4. Flattening structured GPT output into Airtable fields was not obvious

I originally asked GPT to return multiple things, like:

{
  "sentiment": "Negative",
  "summary": "User is frustrated by forced logouts.",
  "product_area": "dashboard/authentication"
}

Solid idea, except Zapier doesn’t parse JSON well out-of-the-box unless you explicitly use its Formatter step. I had to manually insert a step between OpenAI and Airtable using Formatter → Utilities → “Text” → “Line Itemizer” (yes, really) → and told it to treat commas as delimiters. Mostly worked… until someone included a comma in their feedback like: “…which, frankly, sucks.” Broke the whole thing.

I tried Make.com instead and just used its native JSON parse step to extract fields cleanly. Worked instantly. I’m not abandoning Zapier, but massaging JSON through it always feels like coaxing a raccoon out of a container store display window. If you’re doing multi-field structured output from GPT, Make.com is less brittle for this step.

5. Unexpected effects of changing field names inside Airtable

I renamed GPT_Sentiment to Sentiment because I wanted the column title to read cleaner in a shared view. No warning. No prompt.

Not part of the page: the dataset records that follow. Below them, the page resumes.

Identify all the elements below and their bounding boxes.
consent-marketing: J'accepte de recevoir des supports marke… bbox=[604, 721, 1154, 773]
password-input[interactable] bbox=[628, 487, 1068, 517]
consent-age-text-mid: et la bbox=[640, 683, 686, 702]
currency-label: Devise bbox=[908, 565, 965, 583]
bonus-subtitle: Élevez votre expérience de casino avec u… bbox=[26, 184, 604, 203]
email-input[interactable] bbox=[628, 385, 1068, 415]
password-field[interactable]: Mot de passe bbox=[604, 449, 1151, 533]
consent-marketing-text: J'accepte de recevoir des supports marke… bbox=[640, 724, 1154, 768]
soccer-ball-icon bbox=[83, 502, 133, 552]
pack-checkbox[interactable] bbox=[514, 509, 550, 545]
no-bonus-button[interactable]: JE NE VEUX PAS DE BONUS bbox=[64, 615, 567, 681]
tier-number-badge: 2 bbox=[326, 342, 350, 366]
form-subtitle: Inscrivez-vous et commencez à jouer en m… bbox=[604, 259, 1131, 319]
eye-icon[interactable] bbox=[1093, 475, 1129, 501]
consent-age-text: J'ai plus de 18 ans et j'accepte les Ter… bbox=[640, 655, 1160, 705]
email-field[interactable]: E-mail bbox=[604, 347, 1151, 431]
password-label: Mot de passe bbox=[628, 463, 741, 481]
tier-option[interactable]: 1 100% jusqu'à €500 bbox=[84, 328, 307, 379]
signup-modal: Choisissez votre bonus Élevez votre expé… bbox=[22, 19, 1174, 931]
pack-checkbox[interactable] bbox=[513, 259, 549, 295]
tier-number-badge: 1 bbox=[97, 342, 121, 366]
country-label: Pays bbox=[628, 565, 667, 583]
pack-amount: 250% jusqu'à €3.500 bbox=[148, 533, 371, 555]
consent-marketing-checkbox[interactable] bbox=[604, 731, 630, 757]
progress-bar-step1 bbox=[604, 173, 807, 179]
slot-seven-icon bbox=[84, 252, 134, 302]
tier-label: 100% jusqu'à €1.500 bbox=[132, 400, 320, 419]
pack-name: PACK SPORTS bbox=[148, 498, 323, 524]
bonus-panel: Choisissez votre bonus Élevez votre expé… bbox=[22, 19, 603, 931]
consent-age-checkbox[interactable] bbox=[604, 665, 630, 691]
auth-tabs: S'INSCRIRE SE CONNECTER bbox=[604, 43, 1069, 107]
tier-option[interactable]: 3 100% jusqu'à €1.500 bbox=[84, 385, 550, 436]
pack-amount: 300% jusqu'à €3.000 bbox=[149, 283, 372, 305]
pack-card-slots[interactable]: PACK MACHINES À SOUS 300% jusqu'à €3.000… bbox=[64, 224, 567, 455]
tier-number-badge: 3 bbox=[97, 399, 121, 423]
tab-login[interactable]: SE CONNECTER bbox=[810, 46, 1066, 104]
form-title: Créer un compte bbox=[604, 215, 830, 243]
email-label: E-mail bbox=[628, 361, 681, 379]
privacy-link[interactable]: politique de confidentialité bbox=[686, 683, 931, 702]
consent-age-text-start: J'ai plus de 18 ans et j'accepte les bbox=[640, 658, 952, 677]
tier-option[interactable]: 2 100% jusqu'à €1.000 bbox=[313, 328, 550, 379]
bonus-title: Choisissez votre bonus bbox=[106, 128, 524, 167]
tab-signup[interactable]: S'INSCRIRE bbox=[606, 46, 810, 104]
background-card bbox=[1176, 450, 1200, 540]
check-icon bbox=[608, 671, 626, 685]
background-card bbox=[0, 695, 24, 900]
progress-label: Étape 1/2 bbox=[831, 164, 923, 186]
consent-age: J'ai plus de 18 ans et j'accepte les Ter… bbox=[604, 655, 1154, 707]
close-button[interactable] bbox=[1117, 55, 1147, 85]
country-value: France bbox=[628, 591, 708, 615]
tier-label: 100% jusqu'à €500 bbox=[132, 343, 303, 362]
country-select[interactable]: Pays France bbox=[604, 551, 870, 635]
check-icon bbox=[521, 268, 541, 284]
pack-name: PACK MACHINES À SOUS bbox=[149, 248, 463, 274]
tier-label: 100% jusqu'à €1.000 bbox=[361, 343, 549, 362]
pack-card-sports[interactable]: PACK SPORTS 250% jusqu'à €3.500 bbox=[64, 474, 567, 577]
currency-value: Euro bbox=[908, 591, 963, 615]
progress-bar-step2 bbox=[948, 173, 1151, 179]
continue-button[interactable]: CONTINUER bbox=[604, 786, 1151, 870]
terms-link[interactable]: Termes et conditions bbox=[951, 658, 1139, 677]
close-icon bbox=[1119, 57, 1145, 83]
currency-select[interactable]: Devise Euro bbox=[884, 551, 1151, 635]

Just… the Zap that was writing to it silently failed. Turns out Zapier uses internal field IDs behind the scenes, but some paths rely on matching field names at time of setup — it’s not consistent. Airtable didn’t complain. Zapier didn’t complain. The data just stopped arriving. Took me three tries to track it down.

What made it trickier: One Zap still wrote to another field in that record successfully, so I assumed the Zap was running fine. It was — it just decided that Sentiment didn’t exist anymore on that table structure. I had to go into the Zap Editor, re-select the new field (it showed up as a separate entry entirely), then re-test. Data flowed again immediately.

Checklist if data from GPT stops arriving after a rename:

Check Airtable field name didn’t change casing or spelling
Verify Zapier still maps the correct field (check dropdown in Editor)
See if test records are arriving in any other field by accident
Re-test the Zap manually with fake data to see where it breaks
Search Airtable’s recent field changes in the Undo history
If using Make.com, re-sync field list to refresh field references

6. GPT analysis reliability broke above a certain token size

I fed multiple user messages (batched by email) into GPT in a single call so I could try persona clustering. That was the moment things got weird. Anything over ~1500 words, even in GPT-4, started returning way-too-brief summaries like “User has concerns about product stability.” It ignored nuance, flattened contradictory opinions, or worse, omitted angry feedback completely in favor of praise that showed up last in the input. That’s just GPT trying to summarize a tone curve it doesn’t understand.

What worked better: batching feedback by theme (dashboard performance, billing, onboarding clarity) instead of by user. I used a Notion-linked tag field from earlier manual triage as the grouping logic, then ran GPT on those groupings. Sentiment skewed truer, and the summaries didn’t get weirdly polite.

Also: If a GPT call is returning suspiciously vague summaries, check the full input token length. You’re probably asking it to do too much. It won’t warn you.

7. Adding human approval layers without breaking the automation chain

After the fourth time GPT mis-tagged Internal Beta feedback as External Complaint, I added a manual review step. But I didn’t want to break the automation chain entirely. I set up a new table GPT Review Queue where GPT writes its JSON summary, and I use a checkbox field Approved. Only when that’s checked does another automation move the record into Feedback Analyzed.

The edge case here is that Airtable automations count checkbox = true differently than checkbox is not empty. You’ll spend time debugging why approvals don’t trigger — if you’re filtering on “is checked” instead of “is true” sometimes it doesn’t fire. No idea why.

Best part: because Zapier saw the manual checkbox as a ‘change’ event, the final Zap reliably moves the approved record to the final table without an extra webhook or delay. Just remember to disable automations temporarily if you’re bulk-approving 50 rows or you’ll throttle your run limit for the day without knowing it.